In the Padres’ press conference welcoming Eric Hosmer to San Diego, agent Scott Boras opined that the organization as a whole is a “volcano of hot talent lava.” Hosmer brings his experience with a Kansas City Royals team that won the World Series to San Diego, and will take over first base. The addition displaces Wil Myers from that position and causes a hot lava ripple effect throughout the clubhouse that may have unintended consequences.
Boras, the 21st-century version of a 19th-century traveling medicine man peddling his miracle cures, sold the Padres on Hosmer’s PV, or prestige value, as well as his leadership skills. However, Jack Dickey of Sports Illustrated opined that “With such soft demand for Hosmer’s services, the Padres $144 million guarantee…stands out as old-school Boras swindling.”
In fact, before he joined the Padres’ front office, Dave Cameron placed Eric Hosmer at the top of his list of 2018 “Free-Agent Landmines” in an article on FanGraphs. Cameron pointed out that Hosmer’s defensive stats indicate he’s an average, not elite, first baseman, and that his skill set would call for a salary around $80 to $90 million. The verdict on whether or not Boras swindled the Padres will not be rendered for several years, but the deal does have the immediate effect of sending Myers to the already crowded outfield.
The $144 million deal also completely eclipses Myers’ six-year, $83 million contract extension, which, at the time (January of 2017), made him the highest paid player in the history of the franchise. So far, Myers has said all the right things about being displaced by his former teammates with the Royals. However, being human, he has to be disappointed at the very least.
Unfortunately, Padres Executive Chairman Ron Fowler then piled on by publically denigrating Myers’ leadership abilities, and even questioning his face-of-the-franchise designation, as reported by Jerry Crasnick of ESPN. Fowler said that Myers had “never embraced the role of ‘franchise face,’” adding that it’s not in the former first baseman’s DNA to be a team leader.
While Myers publically accepted a change in position, Fowler’s comments cannot have helped his mindset. Since Myers indicated he’d consulted a sports psychologist in the offseason, Fowler’s remarks seem even more misguided, and frankly, confounding. If he wanted to share this opinion, he would have been wise to speak privately with the man who traded for Myers, general manager A.J. Preller.
Rumor has it that Myers may move to right field, the position he played with the Tampa Bay Rays. The hot lava domino effect would leave Hunter Renfroe, a rookie last year, a man without a country. Last year, the Padres indicated displeasure with Renfroe’s performance, especially his .284 on-base percentage combined with a high strikeout and low walk rate, by sending him down to Triple-A in August.
Renfroe undoubtedly went into the offseason expecting to get another chance to prove himself in right, but now finds himself just another guy in a crowded outfield.
Since Manuel Margot has a virtual lock on center, Renfroe will join Jose Pirela, Alex Dickerson, Travis Jankowski, Matt Szczur, and Franchy Cordero competing for playing time in left or as a fourth outfielder.
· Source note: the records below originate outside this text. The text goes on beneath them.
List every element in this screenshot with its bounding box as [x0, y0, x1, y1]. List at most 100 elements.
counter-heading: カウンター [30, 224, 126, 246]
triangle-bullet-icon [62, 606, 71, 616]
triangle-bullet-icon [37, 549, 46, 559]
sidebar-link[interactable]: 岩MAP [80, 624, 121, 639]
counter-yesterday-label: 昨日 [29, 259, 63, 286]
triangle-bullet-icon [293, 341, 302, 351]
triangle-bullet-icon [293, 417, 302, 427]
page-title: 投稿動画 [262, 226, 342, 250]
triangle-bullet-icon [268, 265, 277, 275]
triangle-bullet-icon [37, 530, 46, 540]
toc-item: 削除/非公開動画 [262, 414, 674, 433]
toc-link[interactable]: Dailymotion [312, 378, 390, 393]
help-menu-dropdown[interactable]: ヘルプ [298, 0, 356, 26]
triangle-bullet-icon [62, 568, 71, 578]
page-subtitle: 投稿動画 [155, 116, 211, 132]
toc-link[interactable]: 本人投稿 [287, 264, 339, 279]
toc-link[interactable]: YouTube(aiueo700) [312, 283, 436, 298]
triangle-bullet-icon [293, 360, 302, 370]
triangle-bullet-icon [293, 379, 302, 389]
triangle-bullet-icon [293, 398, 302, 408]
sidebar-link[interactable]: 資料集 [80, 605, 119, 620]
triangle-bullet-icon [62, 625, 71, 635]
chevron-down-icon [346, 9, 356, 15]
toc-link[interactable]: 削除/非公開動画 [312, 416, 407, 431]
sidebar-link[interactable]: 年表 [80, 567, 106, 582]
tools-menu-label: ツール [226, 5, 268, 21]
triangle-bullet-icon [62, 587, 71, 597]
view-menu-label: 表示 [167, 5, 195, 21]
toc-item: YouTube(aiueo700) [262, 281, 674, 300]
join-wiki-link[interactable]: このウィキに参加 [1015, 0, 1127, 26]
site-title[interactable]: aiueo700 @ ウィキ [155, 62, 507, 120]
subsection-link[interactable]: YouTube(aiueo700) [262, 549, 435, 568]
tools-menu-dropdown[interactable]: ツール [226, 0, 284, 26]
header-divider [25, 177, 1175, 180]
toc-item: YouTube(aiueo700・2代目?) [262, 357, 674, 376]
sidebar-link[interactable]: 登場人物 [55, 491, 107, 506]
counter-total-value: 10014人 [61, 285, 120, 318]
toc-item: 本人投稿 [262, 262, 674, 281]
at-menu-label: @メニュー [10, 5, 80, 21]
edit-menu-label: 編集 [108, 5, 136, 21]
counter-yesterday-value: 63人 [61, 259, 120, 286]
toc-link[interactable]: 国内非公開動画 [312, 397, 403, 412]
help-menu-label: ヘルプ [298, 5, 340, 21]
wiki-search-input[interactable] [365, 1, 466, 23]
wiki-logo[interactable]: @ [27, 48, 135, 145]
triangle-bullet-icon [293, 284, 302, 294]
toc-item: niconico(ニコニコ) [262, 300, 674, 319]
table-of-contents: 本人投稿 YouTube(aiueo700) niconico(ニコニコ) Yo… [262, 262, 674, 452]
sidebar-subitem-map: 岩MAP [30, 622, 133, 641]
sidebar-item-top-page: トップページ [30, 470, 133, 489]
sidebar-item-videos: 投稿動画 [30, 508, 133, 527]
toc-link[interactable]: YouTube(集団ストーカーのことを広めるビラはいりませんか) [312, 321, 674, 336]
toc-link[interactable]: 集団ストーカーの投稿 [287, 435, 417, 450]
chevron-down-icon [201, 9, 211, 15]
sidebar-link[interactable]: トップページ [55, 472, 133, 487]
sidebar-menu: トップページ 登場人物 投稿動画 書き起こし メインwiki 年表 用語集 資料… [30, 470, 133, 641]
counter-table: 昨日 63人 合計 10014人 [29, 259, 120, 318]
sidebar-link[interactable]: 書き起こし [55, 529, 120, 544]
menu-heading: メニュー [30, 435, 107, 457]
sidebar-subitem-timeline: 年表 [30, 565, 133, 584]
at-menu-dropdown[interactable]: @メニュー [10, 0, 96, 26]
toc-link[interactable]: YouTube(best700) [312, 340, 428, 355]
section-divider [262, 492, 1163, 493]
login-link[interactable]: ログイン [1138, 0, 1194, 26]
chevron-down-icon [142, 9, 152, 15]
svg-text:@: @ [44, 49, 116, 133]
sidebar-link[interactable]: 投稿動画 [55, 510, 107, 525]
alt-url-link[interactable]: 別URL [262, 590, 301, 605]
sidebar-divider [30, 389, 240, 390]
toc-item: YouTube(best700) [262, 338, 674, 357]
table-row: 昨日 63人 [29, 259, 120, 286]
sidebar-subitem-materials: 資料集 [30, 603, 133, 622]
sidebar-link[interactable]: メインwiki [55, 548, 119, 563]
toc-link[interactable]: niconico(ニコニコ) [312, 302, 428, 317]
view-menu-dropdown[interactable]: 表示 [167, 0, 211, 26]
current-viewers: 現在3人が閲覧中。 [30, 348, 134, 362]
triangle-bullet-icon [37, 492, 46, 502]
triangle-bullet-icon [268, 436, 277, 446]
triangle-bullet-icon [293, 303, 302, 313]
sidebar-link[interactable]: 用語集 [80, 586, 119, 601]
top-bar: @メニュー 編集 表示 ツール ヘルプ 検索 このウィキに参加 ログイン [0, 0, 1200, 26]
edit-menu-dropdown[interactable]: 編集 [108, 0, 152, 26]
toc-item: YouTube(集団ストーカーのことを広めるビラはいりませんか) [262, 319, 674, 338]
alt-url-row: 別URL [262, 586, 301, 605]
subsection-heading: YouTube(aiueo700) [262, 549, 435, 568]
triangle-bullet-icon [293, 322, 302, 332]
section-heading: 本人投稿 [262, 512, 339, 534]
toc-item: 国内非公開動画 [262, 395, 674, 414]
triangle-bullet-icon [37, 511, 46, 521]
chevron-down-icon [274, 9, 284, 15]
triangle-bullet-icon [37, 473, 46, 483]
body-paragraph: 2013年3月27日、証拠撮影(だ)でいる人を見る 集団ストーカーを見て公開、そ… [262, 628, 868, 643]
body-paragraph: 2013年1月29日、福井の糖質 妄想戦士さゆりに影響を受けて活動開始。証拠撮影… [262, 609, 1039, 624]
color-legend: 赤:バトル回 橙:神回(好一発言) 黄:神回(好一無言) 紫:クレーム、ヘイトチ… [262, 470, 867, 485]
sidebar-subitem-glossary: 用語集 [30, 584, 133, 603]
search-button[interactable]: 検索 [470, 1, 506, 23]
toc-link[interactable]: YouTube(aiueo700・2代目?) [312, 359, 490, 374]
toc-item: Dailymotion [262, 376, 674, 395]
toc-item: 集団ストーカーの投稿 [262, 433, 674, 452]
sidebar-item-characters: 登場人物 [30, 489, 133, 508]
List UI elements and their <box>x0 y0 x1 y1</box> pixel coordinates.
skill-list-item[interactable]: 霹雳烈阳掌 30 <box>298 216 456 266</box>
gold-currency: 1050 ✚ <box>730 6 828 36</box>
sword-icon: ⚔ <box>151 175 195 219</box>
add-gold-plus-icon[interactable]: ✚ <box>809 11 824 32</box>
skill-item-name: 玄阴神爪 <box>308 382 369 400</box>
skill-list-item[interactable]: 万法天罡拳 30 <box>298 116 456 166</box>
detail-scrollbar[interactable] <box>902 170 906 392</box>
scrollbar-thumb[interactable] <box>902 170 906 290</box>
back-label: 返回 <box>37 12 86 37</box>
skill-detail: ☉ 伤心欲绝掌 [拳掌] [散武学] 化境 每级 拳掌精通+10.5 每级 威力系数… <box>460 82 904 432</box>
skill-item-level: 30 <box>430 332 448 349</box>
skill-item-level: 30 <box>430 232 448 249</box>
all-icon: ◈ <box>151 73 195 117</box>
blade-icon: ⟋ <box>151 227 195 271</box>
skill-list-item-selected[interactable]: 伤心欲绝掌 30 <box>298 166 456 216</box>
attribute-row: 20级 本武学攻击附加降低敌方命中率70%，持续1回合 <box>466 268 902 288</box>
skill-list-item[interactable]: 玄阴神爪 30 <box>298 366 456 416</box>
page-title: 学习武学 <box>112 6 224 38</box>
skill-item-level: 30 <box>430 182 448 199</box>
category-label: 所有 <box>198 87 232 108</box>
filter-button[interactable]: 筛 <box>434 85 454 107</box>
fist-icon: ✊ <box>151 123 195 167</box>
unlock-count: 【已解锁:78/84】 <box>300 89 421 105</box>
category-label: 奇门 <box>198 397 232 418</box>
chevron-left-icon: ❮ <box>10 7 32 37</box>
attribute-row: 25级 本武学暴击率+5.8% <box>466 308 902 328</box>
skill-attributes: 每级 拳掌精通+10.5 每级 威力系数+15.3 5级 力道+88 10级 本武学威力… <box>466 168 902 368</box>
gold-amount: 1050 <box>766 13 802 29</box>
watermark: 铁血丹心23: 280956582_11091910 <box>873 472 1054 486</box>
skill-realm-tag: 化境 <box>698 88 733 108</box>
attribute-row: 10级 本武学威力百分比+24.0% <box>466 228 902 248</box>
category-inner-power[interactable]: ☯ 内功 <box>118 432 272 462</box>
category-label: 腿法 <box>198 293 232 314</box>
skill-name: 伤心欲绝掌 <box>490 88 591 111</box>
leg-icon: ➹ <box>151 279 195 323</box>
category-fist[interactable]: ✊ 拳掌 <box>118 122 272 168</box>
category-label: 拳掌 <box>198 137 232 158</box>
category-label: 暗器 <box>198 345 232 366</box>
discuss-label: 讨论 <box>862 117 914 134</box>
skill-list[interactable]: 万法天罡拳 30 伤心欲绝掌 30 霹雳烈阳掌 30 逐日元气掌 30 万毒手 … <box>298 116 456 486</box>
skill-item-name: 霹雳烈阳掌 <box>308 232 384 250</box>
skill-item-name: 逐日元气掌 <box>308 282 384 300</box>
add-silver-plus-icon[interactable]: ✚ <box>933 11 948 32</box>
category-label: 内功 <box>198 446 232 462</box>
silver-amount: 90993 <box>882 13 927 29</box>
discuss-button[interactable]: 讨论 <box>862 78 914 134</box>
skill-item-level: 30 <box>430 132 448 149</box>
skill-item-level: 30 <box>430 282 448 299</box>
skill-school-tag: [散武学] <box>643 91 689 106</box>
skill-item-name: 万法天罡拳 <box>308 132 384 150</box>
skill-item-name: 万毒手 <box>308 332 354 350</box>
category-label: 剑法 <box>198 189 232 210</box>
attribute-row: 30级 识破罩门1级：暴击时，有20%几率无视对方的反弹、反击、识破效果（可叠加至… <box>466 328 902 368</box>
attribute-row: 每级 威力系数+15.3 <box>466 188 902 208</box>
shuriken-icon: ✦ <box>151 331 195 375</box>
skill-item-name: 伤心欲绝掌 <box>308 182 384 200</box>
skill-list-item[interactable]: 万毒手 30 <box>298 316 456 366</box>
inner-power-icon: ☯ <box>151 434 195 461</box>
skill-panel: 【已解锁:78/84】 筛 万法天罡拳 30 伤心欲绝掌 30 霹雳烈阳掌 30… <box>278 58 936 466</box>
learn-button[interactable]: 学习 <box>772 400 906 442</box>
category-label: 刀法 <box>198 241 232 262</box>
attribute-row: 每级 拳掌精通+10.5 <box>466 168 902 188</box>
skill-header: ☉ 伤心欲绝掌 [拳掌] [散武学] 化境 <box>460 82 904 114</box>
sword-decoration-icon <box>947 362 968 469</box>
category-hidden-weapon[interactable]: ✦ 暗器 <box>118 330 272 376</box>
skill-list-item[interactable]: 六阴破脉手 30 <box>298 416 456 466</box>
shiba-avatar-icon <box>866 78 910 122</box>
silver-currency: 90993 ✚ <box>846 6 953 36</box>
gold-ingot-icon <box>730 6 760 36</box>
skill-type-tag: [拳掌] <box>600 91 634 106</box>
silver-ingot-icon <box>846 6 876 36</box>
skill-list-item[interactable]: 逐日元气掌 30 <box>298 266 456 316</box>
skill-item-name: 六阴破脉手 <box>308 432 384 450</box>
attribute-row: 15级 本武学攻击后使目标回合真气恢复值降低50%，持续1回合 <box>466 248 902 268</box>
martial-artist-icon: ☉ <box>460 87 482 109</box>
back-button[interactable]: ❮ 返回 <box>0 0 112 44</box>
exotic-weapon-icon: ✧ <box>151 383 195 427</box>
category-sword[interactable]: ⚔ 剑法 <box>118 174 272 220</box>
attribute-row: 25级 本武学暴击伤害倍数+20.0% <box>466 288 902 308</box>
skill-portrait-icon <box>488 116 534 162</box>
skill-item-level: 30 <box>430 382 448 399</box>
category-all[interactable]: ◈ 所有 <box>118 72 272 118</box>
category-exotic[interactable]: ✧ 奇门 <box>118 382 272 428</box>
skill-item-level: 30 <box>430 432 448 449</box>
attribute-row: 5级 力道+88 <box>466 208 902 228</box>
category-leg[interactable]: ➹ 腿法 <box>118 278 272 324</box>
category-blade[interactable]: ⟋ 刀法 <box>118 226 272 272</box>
To further complicate the situation, Pirela has some experience at second in the past and could end up there. But where does that leave Carlos Asuaje? Last year he improved his defense at second base and batted .270 with a .334 OBP. Those numbers may not be earth shattering, but ranked near the top of all Padres’ position players last year.
Most importantly, can a new guy just walk in and take over a clubhouse? That’s putting a huge burden on Hosmer and may even cause resentment among Padres holdovers from last year. In Kansas City, Hosmer had the advantage of coming up with players like Mike Moustakas and Salvador Perez and gradually stepped into the leadership role during his seven-year tenure.
Hosmer’s main goal should be to acclimate to a new team, new league, and new cast of characters, but the Padres have thrust him into a leadership role as well. His addition may prove to be far more complicated than it appears on the surface and cause unintended consequences on team chemistry and performance.
And finally, the addition of Hosmer will not improve the Padres’ chances of competing in 2018, according to win-loss predictions by FanGraphs (73-89), ZiPS (72-90) and teamrankings.com (71-91). Joel Reuter of Bleacher Report even predicts the Padres will fall from a 71-91 record in 2017 to 65-97 in 2018.